Dunlap also read an update from a sister in Rwanda they support, and passed around a photo of her.

"Your support makes a deep impact in these women through Women for Women International," Dunlap said. "This gives them access to knowledge and resources and helps them provide for their families."

"We just don't have a clue," Estes said about the hardships these women face. "We can be the voices of these women."

"It helps them to know that people across the world are thinking about them," Dunlap said.

The group also discussed issues they would like to research to support, including International Rescue Committee, the crisis in Africa's Sahel region and Save the Children.

Patton Shull told the group that after she read "Half the Sky," she was concerned about the human trafficking figures mentioned by authors Nicholas Kristof and Sheryl WuDunn.

"More women are shipped into brothels now than there were people in slavery in the 1800s," she said, referring to the 600,000 to 800,000 women who are trafficked for sexual exploitation, according to the authors. "Talk about the victimization of women."

Patton Shull got emotional as she described the horrific ways these women are drugged and treated.
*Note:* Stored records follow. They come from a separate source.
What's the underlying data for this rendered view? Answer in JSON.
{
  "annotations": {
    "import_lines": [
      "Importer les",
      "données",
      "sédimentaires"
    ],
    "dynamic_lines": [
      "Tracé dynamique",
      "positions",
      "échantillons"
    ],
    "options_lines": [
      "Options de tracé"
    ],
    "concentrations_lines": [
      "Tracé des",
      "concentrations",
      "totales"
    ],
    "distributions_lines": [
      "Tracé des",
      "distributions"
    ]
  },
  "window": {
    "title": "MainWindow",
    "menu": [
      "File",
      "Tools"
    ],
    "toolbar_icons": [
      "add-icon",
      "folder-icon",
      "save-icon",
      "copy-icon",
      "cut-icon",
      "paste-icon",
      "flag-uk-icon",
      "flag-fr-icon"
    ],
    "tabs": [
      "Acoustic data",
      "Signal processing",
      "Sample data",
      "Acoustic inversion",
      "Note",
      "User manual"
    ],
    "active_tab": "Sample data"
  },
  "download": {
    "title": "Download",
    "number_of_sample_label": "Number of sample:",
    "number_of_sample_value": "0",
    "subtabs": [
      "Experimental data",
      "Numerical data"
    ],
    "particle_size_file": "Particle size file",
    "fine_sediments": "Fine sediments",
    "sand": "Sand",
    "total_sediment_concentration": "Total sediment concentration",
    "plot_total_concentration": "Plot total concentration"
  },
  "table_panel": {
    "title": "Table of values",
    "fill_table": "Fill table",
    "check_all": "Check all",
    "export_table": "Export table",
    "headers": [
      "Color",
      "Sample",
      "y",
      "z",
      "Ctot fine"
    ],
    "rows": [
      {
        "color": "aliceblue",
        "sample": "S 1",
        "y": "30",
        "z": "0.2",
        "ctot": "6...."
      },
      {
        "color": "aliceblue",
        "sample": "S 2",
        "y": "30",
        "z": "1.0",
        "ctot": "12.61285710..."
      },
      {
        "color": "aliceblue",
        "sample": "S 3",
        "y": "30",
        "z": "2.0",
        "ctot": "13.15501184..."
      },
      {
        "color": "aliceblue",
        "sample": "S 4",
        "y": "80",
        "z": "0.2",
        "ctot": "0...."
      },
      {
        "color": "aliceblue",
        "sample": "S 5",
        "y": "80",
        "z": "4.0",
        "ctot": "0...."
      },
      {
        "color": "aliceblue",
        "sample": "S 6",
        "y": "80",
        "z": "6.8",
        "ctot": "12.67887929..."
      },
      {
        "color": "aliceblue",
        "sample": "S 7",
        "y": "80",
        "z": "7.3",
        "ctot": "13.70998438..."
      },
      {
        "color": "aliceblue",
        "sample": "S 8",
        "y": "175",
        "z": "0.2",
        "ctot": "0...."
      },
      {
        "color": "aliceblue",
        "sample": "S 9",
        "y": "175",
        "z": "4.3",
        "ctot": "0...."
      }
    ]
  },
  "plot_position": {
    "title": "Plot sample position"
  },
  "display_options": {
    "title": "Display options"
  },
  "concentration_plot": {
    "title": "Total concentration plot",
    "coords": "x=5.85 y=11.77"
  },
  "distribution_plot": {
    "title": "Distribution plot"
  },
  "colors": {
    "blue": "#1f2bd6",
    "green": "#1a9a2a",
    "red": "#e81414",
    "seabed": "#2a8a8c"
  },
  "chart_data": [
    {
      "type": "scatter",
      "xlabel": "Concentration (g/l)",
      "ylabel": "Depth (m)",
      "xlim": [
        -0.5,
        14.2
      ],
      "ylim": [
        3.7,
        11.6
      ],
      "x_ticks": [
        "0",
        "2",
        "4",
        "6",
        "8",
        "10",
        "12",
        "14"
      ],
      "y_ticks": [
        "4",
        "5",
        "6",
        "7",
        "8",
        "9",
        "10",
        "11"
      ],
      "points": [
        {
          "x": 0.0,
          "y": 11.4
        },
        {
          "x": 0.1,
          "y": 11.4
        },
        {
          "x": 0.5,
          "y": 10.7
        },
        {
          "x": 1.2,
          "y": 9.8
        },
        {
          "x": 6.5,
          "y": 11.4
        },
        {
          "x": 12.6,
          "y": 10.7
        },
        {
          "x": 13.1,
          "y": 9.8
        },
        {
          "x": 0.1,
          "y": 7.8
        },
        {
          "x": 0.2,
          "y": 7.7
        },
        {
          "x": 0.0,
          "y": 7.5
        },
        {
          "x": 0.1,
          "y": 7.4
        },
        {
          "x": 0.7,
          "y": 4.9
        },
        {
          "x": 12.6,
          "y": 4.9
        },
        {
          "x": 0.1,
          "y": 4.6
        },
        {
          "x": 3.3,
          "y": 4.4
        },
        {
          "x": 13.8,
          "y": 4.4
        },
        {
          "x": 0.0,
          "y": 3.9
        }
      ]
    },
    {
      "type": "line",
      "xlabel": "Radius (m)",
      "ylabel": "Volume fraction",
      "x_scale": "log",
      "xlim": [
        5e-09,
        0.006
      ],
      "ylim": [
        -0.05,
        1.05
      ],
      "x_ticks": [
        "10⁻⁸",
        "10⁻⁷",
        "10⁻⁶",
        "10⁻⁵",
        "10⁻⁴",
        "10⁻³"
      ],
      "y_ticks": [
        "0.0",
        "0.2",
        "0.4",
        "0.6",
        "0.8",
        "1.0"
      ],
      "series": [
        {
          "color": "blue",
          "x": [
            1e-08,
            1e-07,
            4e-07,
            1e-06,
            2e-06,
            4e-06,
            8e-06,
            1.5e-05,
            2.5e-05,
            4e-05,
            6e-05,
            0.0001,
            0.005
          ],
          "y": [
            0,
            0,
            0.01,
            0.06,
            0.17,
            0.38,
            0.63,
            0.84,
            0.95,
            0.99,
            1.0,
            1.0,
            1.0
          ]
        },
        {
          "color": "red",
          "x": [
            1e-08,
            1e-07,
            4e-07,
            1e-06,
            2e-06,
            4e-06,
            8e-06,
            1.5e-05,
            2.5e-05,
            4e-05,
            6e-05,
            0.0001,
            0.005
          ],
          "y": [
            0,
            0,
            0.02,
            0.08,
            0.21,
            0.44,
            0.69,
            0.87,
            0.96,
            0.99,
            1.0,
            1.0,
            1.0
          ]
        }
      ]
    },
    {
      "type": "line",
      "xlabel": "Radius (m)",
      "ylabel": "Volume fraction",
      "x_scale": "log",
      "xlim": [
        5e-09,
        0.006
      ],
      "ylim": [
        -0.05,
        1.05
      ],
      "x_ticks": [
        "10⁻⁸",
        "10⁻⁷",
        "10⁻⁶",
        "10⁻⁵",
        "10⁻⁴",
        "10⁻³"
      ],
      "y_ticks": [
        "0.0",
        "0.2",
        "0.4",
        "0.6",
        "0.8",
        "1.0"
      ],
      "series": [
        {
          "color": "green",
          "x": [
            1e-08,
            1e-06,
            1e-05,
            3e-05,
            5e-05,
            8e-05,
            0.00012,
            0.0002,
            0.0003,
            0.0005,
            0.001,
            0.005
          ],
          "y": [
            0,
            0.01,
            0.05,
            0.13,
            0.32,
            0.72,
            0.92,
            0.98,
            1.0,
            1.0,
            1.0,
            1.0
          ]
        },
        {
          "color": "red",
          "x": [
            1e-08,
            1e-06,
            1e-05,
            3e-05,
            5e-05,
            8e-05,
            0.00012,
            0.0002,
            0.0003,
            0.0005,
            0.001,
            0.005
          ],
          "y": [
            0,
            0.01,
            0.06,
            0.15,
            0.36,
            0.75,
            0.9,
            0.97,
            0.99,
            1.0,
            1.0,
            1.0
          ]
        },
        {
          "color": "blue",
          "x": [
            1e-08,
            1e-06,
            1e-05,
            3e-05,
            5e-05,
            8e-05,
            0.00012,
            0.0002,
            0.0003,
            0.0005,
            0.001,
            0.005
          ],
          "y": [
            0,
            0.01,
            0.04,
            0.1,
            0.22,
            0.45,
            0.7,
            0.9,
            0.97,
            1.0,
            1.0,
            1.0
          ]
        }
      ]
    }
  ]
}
She made a plea to the group to research and support this issue.

Radspinner also wanted the women to research the Barefood College in India, an organization she discovered after watching a documentary on WVIA.

The organization teaches rural people, especially women, how to use solar power.

"It was amazing watching these women," Radspinner said as Estes pulled up a clip of the documentary on her iPad so the other ladies could watch.

"An adult woman was being treated like a child. She had to ask permission to go to school," Radspinner said. "We really take that for granted."

Jordan, the newest member of the group who was attending her first meeting, asked the women how they decide which groups to support.

"There are so many things to give to ... too many ideas," she said. "This year, for Christmas, I'm giving my brothers and sisters a donation in their name to a cause."

Radspinner said she likes to support groups that give a skill to women.

A musician, Radspinner led the women into another room where she sat down at the piano to play a song she wrote about the group with the women.

Some held hands and sang along as Radspinner got to the chorus, "I wanna sing a happy song before I go."

"This is a sad world, so much hatred," Radspinner sang. "Say there be peace and make it so. Say let there be love and peace."

Dunlap said her WAWHO group isn't looking for new members, but to inspire people to start their own group and support whatever ignites their passion.

"If we can inspire just a few people to do just the little we do, it will be so worth it," Dunlap said.